Nesse cenário, emergem não só leitoras, mas escritoras em todas regiões, apresentando belas obras de ficção, não-ficção, poesias e crônicas. Hoje vamos apresentar algumas expoentes da literatura que você precisa conhecer :

Kiusam de Oliveira 

Aos 16 anos, teve seus primeiros contatos com a dança-afro, na Escola de Samba Unidos do Peruche. De 2000 a 2007 montou a “Corte dos Orixás” do Bloco Afro Ilu Obá de Min, em São Paulo e começou a ministrar a oficina Ará Ayó: Dançando e Cantando com os Orixás, em São Paulo e em todo o país. Também a partir daí, foi se aprofundando em danças-afro-brasileiras. Desde 2007 integra como bailarina e coreógrafa o show Tecnomacumba, de Rita Benneditto.

A partir de 2009, iniciou uma sequência de lançamentos literários, com grande repercussão nacional e internacional.
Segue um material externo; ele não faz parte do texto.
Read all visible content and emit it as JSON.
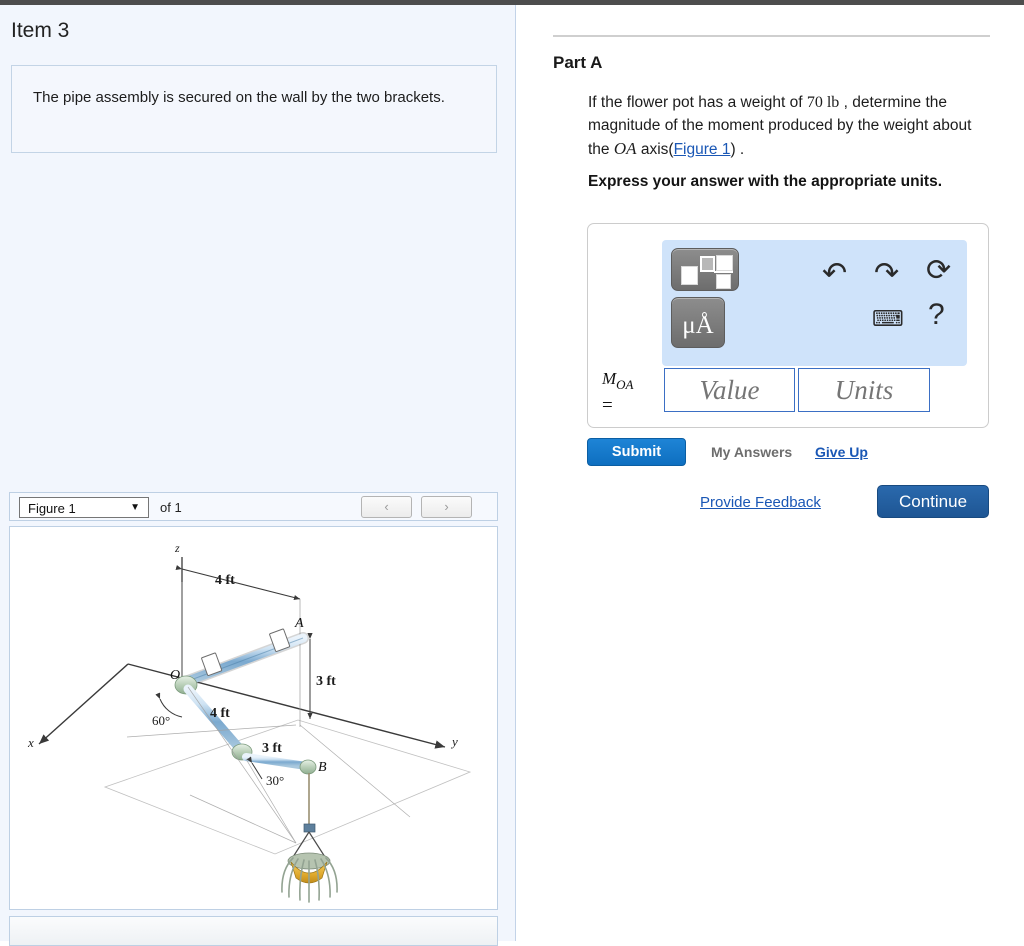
{
  "window": {
    "top_rule_color": "#4d4d4d"
  },
  "left": {
    "item_title": "Item 3",
    "statement": "The pipe assembly is secured on the wall by the two brackets.",
    "figure_bar": {
      "selected_figure": "Figure 1",
      "caret": "▼",
      "of_label": "of 1",
      "prev_label": "‹",
      "next_label": "›"
    }
  },
  "right": {
    "part_title": "Part A",
    "prompt": {
      "pre": "If the flower pot has a weight of ",
      "weight": "70 lb",
      "mid": " , determine the magnitude of the moment produced by the weight about the ",
      "axis": "OA",
      "axis_suffix": " axis(",
      "figure_link": "Figure 1",
      "tail": ") ."
    },
    "express_note": "Express your answer with the appropriate units.",
    "toolbar": {
      "template_button": "math-template-icon",
      "units_button": "μÅ",
      "undo": "↶",
      "redo": "↷",
      "reset": "⟳",
      "keyboard": "⌨",
      "help": "?"
    },
    "answer": {
      "label_main": "M",
      "label_sub": "OA",
      "label_eq": "=",
      "value_placeholder": "Value",
      "units_placeholder": "Units",
      "value": "",
      "units": ""
    },
    "actions": {
      "submit": "Submit",
      "my_answers": "My Answers",
      "give_up": "Give Up",
      "provide_feedback": "Provide Feedback",
      "continue": "Continue"
    },
    "colors": {
      "submit_blue": "#0e6fc0",
      "continue_blue": "#1e5694",
      "link_blue": "#1a57b5",
      "toolbar_blue": "#cfe3fa"
    }
  },
  "figure": {
    "title": "Figure 1",
    "labels": {
      "z_axis": "z",
      "x_axis": "x",
      "y_axis": "y",
      "point_O": "O",
      "point_A": "A",
      "point_B": "B",
      "dim_OA_horizontal": "4 ft",
      "dim_vertical": "3 ft",
      "dim_second_pipe": "4 ft",
      "dim_third_pipe": "3 ft",
      "angle_60": "60°",
      "angle_30": "30°"
    },
    "description": "3D pipe assembly anchored at O with brackets along segment OA, bent downward and supporting a hanging flower pot at B"
  }
}
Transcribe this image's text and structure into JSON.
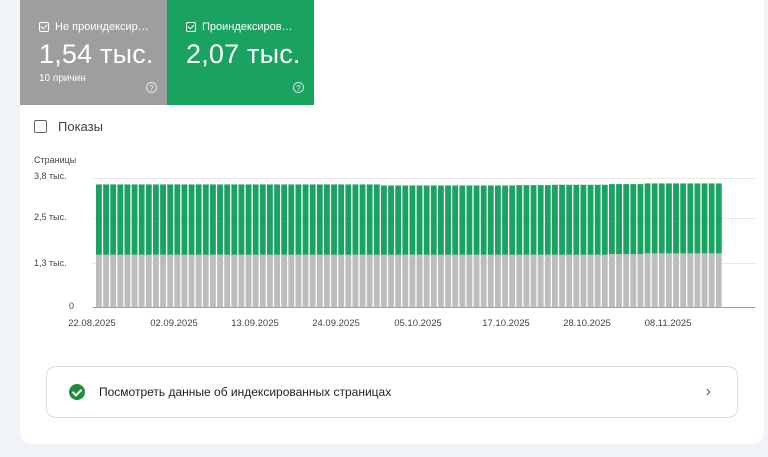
{
  "tiles": {
    "not_indexed": {
      "label": "Не проиндексир…",
      "value": "1,54 тыс.",
      "sub": "10 причин",
      "help": "?"
    },
    "indexed": {
      "label": "Проиндексиров…",
      "value": "2,07 тыс.",
      "help": "?"
    }
  },
  "impressions_label": "Показы",
  "link_label": "Посмотреть данные об индексированных страницах",
  "chart_data": {
    "type": "bar",
    "stacked": true,
    "ylabel": "Страницы",
    "ylim": [
      0,
      3800
    ],
    "yticks": [
      "3,8 тыс.",
      "2,5 тыс.",
      "1,3 тыс.",
      "0"
    ],
    "xticks": [
      "22.08.2025",
      "02.09.2025",
      "13.09.2025",
      "24.09.2025",
      "05.10.2025",
      "17.10.2025",
      "28.10.2025",
      "08.11.2025"
    ],
    "first_date": "22.08.2025",
    "last_date": "16.11.2025",
    "series": [
      {
        "name": "Не проиндексир…",
        "color": "#bdbdbd",
        "values": [
          1540,
          1540,
          1540,
          1540,
          1540,
          1540,
          1540,
          1540,
          1540,
          1540,
          1540,
          1540,
          1540,
          1540,
          1540,
          1540,
          1540,
          1540,
          1540,
          1540,
          1540,
          1540,
          1540,
          1540,
          1540,
          1540,
          1540,
          1540,
          1540,
          1540,
          1540,
          1540,
          1540,
          1540,
          1540,
          1540,
          1540,
          1540,
          1540,
          1540,
          1540,
          1540,
          1540,
          1540,
          1540,
          1540,
          1540,
          1540,
          1540,
          1540,
          1540,
          1540,
          1540,
          1540,
          1540,
          1540,
          1540,
          1540,
          1540,
          1540,
          1540,
          1540,
          1540,
          1540,
          1540,
          1540,
          1540,
          1540,
          1540,
          1540,
          1540,
          1540,
          1560,
          1560,
          1560,
          1560,
          1560,
          1580,
          1580,
          1580,
          1580,
          1580,
          1580,
          1580,
          1580,
          1580,
          1580,
          1580
        ]
      },
      {
        "name": "Проиндексиров…",
        "color": "#1aa260",
        "values": [
          2070,
          2070,
          2070,
          2070,
          2070,
          2070,
          2070,
          2070,
          2070,
          2070,
          2070,
          2070,
          2070,
          2070,
          2070,
          2070,
          2070,
          2070,
          2070,
          2070,
          2070,
          2070,
          2070,
          2070,
          2070,
          2070,
          2070,
          2070,
          2070,
          2070,
          2070,
          2070,
          2070,
          2070,
          2070,
          2070,
          2070,
          2070,
          2070,
          2070,
          2040,
          2040,
          2040,
          2040,
          2040,
          2040,
          2040,
          2040,
          2040,
          2040,
          2040,
          2040,
          2040,
          2040,
          2040,
          2040,
          2040,
          2040,
          2040,
          2050,
          2050,
          2050,
          2050,
          2050,
          2060,
          2060,
          2060,
          2060,
          2060,
          2060,
          2060,
          2060,
          2060,
          2060,
          2060,
          2060,
          2060,
          2060,
          2060,
          2060,
          2060,
          2060,
          2060,
          2060,
          2060,
          2060,
          2060,
          2060
        ]
      }
    ]
  }
}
Suas obras foram premiadas por diversas frentes: com o livro Omo-Oba-Histórias de Princesas, altamente premiado e que em 2019 completou dez anos de sua primeira edição.
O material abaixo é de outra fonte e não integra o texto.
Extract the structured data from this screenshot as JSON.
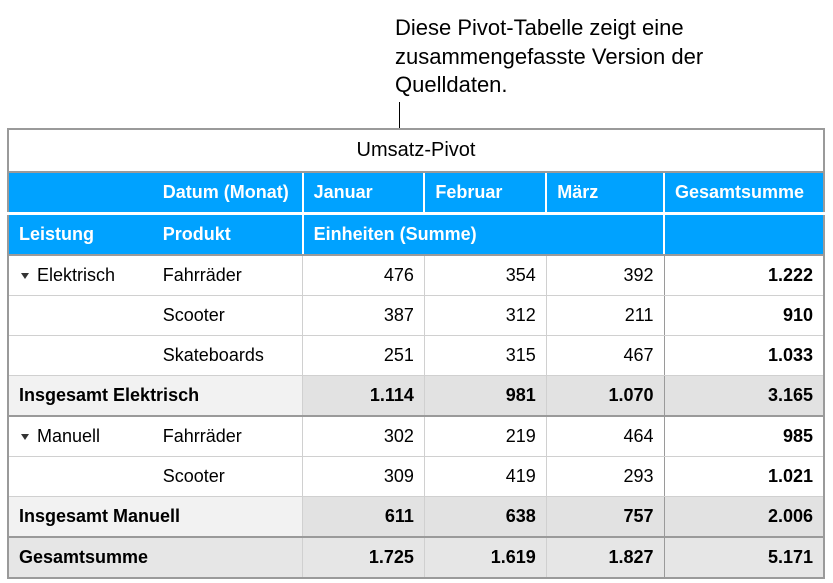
{
  "annotation": "Diese Pivot-Tabelle zeigt eine zusammengefasste Version der Quelldaten.",
  "title": "Umsatz-Pivot",
  "headers": {
    "dateGroup": "Datum (Monat)",
    "jan": "Januar",
    "feb": "Februar",
    "mar": "März",
    "grandTotal": "Gesamtsumme",
    "performance": "Leistung",
    "product": "Produkt",
    "unitsSum": "Einheiten (Summe)"
  },
  "groups": {
    "elektrisch": {
      "name": "Elektrisch",
      "rows": {
        "fahrraeder": {
          "label": "Fahrräder",
          "jan": "476",
          "feb": "354",
          "mar": "392",
          "total": "1.222"
        },
        "scooter": {
          "label": "Scooter",
          "jan": "387",
          "feb": "312",
          "mar": "211",
          "total": "910"
        },
        "skateboards": {
          "label": "Skateboards",
          "jan": "251",
          "feb": "315",
          "mar": "467",
          "total": "1.033"
        }
      },
      "subtotal": {
        "label": "Insgesamt Elektrisch",
        "jan": "1.114",
        "feb": "981",
        "mar": "1.070",
        "total": "3.165"
      }
    },
    "manuell": {
      "name": "Manuell",
      "rows": {
        "fahrraeder": {
          "label": "Fahrräder",
          "jan": "302",
          "feb": "219",
          "mar": "464",
          "total": "985"
        },
        "scooter": {
          "label": "Scooter",
          "jan": "309",
          "feb": "419",
          "mar": "293",
          "total": "1.021"
        }
      },
      "subtotal": {
        "label": "Insgesamt Manuell",
        "jan": "611",
        "feb": "638",
        "mar": "757",
        "total": "2.006"
      }
    }
  },
  "grandTotal": {
    "label": "Gesamtsumme",
    "jan": "1.725",
    "feb": "1.619",
    "mar": "1.827",
    "total": "5.171"
  },
  "chart_data": {
    "type": "table",
    "title": "Umsatz-Pivot",
    "row_dimensions": [
      "Leistung",
      "Produkt"
    ],
    "column_dimension": "Datum (Monat)",
    "measure": "Einheiten (Summe)",
    "columns": [
      "Januar",
      "Februar",
      "März",
      "Gesamtsumme"
    ],
    "rows": [
      {
        "Leistung": "Elektrisch",
        "Produkt": "Fahrräder",
        "Januar": 476,
        "Februar": 354,
        "März": 392,
        "Gesamtsumme": 1222
      },
      {
        "Leistung": "Elektrisch",
        "Produkt": "Scooter",
        "Januar": 387,
        "Februar": 312,
        "März": 211,
        "Gesamtsumme": 910
      },
      {
        "Leistung": "Elektrisch",
        "Produkt": "Skateboards",
        "Januar": 251,
        "Februar": 315,
        "März": 467,
        "Gesamtsumme": 1033
      },
      {
        "Leistung": "Elektrisch",
        "Produkt": "Insgesamt",
        "Januar": 1114,
        "Februar": 981,
        "März": 1070,
        "Gesamtsumme": 3165
      },
      {
        "Leistung": "Manuell",
        "Produkt": "Fahrräder",
        "Januar": 302,
        "Februar": 219,
        "März": 464,
        "Gesamtsumme": 985
      },
      {
        "Leistung": "Manuell",
        "Produkt": "Scooter",
        "Januar": 309,
        "Februar": 419,
        "März": 293,
        "Gesamtsumme": 1021
      },
      {
        "Leistung": "Manuell",
        "Produkt": "Insgesamt",
        "Januar": 611,
        "Februar": 638,
        "März": 757,
        "Gesamtsumme": 2006
      },
      {
        "Leistung": "Gesamtsumme",
        "Produkt": "",
        "Januar": 1725,
        "Februar": 1619,
        "März": 1827,
        "Gesamtsumme": 5171
      }
    ]
  }
}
Prêmio ProAC Cultura Negra 2012 (O Mundo no Black Power de Tayó) e elencado no ranking dos dez livros mais importantes do mundo, em direitos humanos, pela ONU, entre outros. Até o ano de 2019, a multi-artista dedicou-se também às atividades acadêmicas, tendo se mudado para o Espírito Santo para lecionar na Universidade Federal do Espírito Santo. Após um longo jejum e retornando ao eixo Rio-São Paulo, assinou em janeiro de 2020 contratos para quatro novos e aguardados lançamentos literários, estando dois deles previstos para o primeiro semestre: O Black Power de Akin (março de 2020), pela Editora de Cultura e O Mundo de Tayó em Quadrinhos (junho de 2020), pela Companhia das Letrinhas. 

Bianca Santana 

Bianca é jornalista, escritora, cientista social, mestre em Educaçã. É de se esperar que haja muito trabalho seu disponível por aí. E é verdade: ela já organizou diversas coletâneas. Mas a dica para os leitores mais jovens é o livro Quando me descobri negra, em que narra experiências suas e de outras pessoas negras relacionadas ao racismo cotidiano.

Cidinha da Silva

Cidinha tem uma participação política e social bastante forte. Já atuou no Geledés, – Instituto da Mulher Negra, que chegou a presidir. Em 2005, fundou o Instituto Kuanza, que desenvolve projetos de educação, ações afirmativas, pesquisa, comunicação, juventude e articulação comunitária. Mas ela também tem livros publicados: escreveu Os nove pentes d’África (Mazza Edições, 2009) e Kuami (Pólen Livros, 2019).

Eliane Potiguara

Mulher, escritora, ativista indígena. Indicada ao projeto internacional “Mil mulheres para o Prêmio Nobel da Paz”. Essa é Eliane Potiguara, uma das principais autoras indígenas da atualidade. De origem potiguara, trabalha com projetos de propriedade intelectual indígena e participa da Rede Grumin de Mulheres Indígenas. Entre seus livros, estão O pássaro encantado (Jujuba, 2014) e A cura da Terra (Editora do Brasil, 2015).

Heloisa Pires Lima 

Ela já é conhecida na literatura infantil, em que atua há mais de 20 anos. Mas tudo começou durante seu trabalho como antropóloga e educadora. Heloisa começou a notar a ausência de personagens negras nas histórias literárias e, então, passou a estudá-las e escrevê-las. Hoje, já realizou trabalhos de organizar antologias com protagonistas negros, como O pescador de histórias (editora Peirópolis, 2004). editar selos e escrever seus próprios livros. Entre eles, estão Histórias da Preta (Companhia das Letrinhas, 1998) e A semente que veio da África (Salamandra, 2005).

Preta Rara

No livro, “Eu, empregada doméstica: a senzala moderna é o quartinho de empregada ( Ed. Letramento) a escritora, historiadora e rapper, Preta-Rara traz o relato de experiências vividas por ela e outras mulheres que também exerciam a função. “Relembrar minhas dores e vivenciar as dores das trabalhadoras em cada relato que leio diariamente é um dolorido profundo, porém necessário fazer a nossa voz ecoar”.